孫への教育資金一括贈与はいいことだらけ?

  
 ついにエアコンのスイッチを入れないで過ごせる朝になりました。 と言いますか、外は大雨ですが・・・



 お元気ですか!
「すべての人が生活の安定と向上の為に法律を身近に、
気軽に活用出来る社会の実現を目指す」
新橋駅前の寺田淳行政書士事務所の寺田 淳です。



 先日の日経新聞の記事に祖父母から孫への教育資金の非課税贈与のt利用額が7月末の時点で累計1兆円突破とありました!

 件数で見ても2013年4月からの制度開始から2年余で約14万5千件だそうです。 今も増加の傾向は継続しており、おカネのかかる子を持つ親世代への「世代間の所得移転による間接援護射撃」は大いに貢献しているといえ、恐らく期間限定である2019年3月末まで増加傾向は続くのではないでしょうか?

 贈与額が1兆円超え(大手信託銀行4行等主要5行計で1兆200億円)に対し、大手信託4行だけでこの7月末までに1,000億円以上が「教育費」として引き出されてるようで、平均の贈与額は約700万円、孫の年齢は6歳未満が全体の約305だったそうです(三菱UFJ信託銀行調べ)

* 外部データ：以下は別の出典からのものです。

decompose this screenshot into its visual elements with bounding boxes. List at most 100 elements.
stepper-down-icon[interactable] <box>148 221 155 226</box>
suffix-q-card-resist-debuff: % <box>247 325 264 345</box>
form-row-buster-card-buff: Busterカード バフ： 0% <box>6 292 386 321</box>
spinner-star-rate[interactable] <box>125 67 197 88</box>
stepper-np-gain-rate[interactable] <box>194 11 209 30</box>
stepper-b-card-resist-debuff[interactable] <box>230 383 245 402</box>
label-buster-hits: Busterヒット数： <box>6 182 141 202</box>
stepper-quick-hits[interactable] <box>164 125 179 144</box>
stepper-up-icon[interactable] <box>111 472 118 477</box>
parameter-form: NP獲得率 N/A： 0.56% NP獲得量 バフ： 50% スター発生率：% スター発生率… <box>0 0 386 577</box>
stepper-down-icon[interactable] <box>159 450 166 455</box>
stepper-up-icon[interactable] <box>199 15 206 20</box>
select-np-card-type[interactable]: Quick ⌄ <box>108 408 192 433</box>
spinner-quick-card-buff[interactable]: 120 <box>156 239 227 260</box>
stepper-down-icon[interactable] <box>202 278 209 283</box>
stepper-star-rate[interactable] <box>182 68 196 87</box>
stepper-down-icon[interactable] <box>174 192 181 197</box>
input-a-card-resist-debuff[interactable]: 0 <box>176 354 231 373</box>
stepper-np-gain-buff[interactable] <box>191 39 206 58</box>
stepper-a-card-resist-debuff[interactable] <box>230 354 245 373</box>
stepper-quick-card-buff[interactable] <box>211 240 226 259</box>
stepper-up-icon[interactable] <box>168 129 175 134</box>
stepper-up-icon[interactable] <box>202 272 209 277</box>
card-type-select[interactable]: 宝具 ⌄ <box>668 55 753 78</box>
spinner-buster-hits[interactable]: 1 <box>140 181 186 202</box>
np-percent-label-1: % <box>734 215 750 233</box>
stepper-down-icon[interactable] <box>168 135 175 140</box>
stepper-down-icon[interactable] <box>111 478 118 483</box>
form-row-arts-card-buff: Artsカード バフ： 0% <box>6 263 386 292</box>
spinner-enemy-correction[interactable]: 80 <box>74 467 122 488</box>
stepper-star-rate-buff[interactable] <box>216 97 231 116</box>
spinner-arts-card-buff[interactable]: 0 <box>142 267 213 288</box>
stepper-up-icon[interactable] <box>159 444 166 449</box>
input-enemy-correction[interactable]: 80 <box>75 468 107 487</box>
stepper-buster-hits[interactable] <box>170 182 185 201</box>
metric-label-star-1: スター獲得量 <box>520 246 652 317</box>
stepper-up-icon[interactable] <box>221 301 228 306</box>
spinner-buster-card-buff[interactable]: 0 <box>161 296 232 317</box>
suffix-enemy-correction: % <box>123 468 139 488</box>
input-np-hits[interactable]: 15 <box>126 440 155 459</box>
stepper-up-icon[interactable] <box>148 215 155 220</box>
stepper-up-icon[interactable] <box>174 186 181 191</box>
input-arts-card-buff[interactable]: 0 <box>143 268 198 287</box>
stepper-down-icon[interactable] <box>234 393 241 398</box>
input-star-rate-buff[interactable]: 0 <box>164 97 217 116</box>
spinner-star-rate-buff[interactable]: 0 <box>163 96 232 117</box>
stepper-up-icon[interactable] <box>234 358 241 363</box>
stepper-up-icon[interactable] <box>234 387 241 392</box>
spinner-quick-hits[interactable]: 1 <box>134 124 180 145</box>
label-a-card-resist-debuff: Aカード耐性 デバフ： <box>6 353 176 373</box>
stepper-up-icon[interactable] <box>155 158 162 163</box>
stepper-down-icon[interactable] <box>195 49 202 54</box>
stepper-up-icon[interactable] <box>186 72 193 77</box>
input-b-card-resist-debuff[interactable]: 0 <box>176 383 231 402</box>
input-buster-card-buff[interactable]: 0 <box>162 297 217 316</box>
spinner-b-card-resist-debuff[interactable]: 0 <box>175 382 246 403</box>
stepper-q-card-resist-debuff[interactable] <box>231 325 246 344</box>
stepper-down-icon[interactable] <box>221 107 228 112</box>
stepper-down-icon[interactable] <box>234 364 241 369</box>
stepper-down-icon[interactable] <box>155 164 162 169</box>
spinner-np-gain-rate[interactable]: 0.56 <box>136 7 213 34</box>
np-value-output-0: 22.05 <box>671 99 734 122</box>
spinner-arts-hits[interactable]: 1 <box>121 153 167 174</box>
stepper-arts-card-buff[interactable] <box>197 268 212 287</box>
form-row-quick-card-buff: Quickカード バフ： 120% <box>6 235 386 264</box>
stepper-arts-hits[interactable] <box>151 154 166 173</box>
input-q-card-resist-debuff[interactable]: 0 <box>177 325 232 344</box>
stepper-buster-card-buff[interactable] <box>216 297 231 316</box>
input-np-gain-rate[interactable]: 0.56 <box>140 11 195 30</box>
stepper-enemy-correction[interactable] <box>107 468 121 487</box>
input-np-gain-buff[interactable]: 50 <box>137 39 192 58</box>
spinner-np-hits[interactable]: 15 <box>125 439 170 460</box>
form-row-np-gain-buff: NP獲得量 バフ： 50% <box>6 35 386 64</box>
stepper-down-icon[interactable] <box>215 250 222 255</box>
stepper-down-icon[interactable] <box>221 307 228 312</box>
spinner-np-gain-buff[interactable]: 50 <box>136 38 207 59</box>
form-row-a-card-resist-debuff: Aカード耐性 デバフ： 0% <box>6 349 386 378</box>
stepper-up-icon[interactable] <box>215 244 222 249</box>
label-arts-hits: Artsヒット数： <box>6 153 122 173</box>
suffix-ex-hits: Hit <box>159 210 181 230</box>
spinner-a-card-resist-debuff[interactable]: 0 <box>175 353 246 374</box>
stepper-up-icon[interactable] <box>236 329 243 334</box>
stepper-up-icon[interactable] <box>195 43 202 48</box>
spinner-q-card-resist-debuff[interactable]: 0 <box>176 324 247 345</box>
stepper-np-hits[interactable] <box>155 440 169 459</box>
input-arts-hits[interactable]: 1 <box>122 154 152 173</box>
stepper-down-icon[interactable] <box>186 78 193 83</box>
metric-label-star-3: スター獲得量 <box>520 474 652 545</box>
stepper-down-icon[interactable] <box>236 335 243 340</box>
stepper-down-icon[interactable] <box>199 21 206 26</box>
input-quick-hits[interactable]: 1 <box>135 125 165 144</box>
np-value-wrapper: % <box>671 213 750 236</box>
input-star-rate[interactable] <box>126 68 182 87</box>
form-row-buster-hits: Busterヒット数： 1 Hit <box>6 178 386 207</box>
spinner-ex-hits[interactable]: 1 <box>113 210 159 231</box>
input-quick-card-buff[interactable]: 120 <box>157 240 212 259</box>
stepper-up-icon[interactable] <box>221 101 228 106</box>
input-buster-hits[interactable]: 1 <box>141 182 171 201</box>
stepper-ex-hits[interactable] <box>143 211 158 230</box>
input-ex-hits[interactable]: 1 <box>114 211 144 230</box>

 贈与額の上限は1人当たり1,500万円までですから、孫がまだ年少の為、今後何回かに分割して贈与するのか、上限まで贈与するだけの資金はないものの、可能な範囲での贈与を行った「中間富裕層」が多かったのか、内訳にも興味が湧きます。

 
とはいえ、好い事づくめの制度、と簡単に片づけられない事実も存在していました。

 目の中に入れても痛くない「孫」の中でも「初孫」に一括贈与の大盤振る舞いをしますと、2人目、3人目の時、または仮に子供が3人おり、そのうちの最初の孫に「集中投下」しますと、兄弟間に亀裂や「遅れて来た孫」を持つ子供(の家庭)からの猛烈な「異議申し立て」が始まります。

 親と子、子供同士、果ては孫同士で贈与額でいがみ合うというのはなんともやるせないものです。

 一時の喜びや感傷で即断はしないよう、冷静な判断が求められます。

 もっと切迫した問題も発生しています。 あまりに贈与に廻し過ぎて、肝心の自分たちの生活費に支障が生じるケースです。 今さら子供に還してくれともいえず、「老後の貧困」を自ら招くという実態もあるのです。

 世知辛い話ですが、「まずは自分たちの生活優先」で「余裕のあるうちから、適宜」贈与する事です。
何も一括贈与でなく、暦年贈与で事足りるのであれば無理する事はありません。 一括贈与では子供からの感謝も1回ですが、暦年贈与ならば、毎年感謝が続きます。 この方が親子間の親密な世代関係の維持にも効果的です。

 さらに言えば、「扶養義務のある人から教育、生活資金の扶助は非課税」なのですから、暦年贈与に拘ることすらない場合があります。 

 今一度、これらの中のどの方式が貴方の家族にとって適当なのか、慎重に考える事をお奨めします。